# Boss 8.2 VXT on a 2005 Rubicon... Crazy?



## Fotch (Dec 28, 2007)

Would this be a totally crazy idea? it would only be 85 lbs heavier than plowmeisters setup, the rubicon has a bit beefier axles than the standard Wrangler, OME makes some HD coil springs that would help with the weight, air shocks or bags would need to be added too. I'm thinking a filled (with something heay) 4" square tube that fits in the receiver hitch for ballast.

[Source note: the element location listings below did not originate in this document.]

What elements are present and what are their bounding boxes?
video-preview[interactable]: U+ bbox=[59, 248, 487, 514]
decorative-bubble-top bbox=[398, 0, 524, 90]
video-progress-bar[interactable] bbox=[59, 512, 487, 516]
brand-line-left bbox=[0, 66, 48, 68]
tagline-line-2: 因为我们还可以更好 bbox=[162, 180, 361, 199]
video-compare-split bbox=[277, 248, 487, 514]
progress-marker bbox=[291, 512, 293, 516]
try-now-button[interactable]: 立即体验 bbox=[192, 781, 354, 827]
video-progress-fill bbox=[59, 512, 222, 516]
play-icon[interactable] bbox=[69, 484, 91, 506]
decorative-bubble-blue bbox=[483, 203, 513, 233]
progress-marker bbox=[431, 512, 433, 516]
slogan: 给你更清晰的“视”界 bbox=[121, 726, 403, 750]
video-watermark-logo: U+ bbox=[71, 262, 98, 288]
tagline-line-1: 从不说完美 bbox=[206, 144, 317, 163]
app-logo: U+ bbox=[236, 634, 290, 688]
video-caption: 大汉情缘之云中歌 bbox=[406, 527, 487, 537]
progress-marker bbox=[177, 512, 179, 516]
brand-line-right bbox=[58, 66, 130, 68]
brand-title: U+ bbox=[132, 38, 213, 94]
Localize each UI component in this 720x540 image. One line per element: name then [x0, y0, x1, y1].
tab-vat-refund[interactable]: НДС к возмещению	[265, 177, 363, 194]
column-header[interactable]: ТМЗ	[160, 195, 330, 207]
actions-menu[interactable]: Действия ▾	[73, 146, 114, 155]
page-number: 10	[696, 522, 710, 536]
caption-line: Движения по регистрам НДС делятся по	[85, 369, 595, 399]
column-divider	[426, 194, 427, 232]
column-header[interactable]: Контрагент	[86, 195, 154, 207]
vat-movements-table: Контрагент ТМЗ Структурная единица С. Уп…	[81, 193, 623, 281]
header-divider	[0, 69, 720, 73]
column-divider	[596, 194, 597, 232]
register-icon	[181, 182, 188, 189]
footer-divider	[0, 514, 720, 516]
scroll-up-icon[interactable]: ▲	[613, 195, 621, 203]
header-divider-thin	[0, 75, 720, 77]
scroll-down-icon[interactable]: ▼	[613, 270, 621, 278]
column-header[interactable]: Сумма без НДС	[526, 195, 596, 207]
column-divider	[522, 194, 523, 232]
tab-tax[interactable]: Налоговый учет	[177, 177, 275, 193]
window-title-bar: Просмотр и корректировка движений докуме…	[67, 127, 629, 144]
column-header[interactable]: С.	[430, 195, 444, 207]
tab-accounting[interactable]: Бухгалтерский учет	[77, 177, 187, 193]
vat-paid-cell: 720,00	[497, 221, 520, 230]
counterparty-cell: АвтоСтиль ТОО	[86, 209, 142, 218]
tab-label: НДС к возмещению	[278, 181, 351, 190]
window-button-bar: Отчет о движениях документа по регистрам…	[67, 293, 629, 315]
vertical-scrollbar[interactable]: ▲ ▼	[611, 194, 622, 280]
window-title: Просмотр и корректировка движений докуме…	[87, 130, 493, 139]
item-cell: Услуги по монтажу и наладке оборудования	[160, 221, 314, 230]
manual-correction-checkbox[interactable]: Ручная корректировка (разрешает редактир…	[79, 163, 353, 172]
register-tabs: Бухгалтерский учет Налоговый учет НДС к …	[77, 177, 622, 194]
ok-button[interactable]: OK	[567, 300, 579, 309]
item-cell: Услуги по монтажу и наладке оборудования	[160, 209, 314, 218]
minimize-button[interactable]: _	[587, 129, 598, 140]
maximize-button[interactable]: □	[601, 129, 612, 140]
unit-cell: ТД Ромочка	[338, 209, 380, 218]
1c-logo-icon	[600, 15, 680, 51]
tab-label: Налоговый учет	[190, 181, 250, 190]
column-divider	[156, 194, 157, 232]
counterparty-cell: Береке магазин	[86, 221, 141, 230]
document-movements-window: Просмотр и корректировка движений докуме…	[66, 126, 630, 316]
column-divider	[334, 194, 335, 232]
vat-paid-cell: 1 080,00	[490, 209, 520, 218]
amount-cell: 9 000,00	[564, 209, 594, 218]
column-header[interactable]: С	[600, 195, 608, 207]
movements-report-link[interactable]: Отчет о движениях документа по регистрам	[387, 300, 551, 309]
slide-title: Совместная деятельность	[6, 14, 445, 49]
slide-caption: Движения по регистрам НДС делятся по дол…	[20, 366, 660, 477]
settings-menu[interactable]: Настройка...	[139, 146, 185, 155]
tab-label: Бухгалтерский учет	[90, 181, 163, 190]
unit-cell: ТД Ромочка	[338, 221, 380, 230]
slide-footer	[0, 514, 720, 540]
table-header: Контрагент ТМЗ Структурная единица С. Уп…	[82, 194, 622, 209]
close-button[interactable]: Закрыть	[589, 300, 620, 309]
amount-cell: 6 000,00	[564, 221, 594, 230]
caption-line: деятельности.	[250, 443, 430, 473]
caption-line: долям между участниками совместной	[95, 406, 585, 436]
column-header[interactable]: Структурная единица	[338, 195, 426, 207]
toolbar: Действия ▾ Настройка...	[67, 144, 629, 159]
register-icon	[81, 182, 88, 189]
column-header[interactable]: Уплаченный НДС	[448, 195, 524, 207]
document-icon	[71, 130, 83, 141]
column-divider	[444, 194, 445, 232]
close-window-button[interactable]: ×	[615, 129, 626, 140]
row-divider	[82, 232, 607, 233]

I really like the idea of such a swb rig, but I really like the high sides of the VXT, I'm easy on my rigging and my service area is small. Could a rubi handle this plow? or shoould I just go with the 9.2 VXT on a 1 ton and spend the next 5 years wondering what it would have been like with the jeep while making 5 point turns?


----------



## thesnowman269 (Nov 7, 2009)

try #$%^ing nuts. I would stick with a 7.5ft v plow.


----------



## theplowmeister (Nov 14, 2006)

the V-XT is 142# more than my plow Why not go with the U-XT and add wings?

and I think I am pushing the envelope with a #700 V


----------



## cocco78 (Dec 12, 2003)

An 05 Rubicon does not have a beefier axle where it counts. Its a D30 with a D44 diff. You still have D30 ball joints, unit bearings, brakes, thin wall axle tubes, ect... Not such a good idea.


----------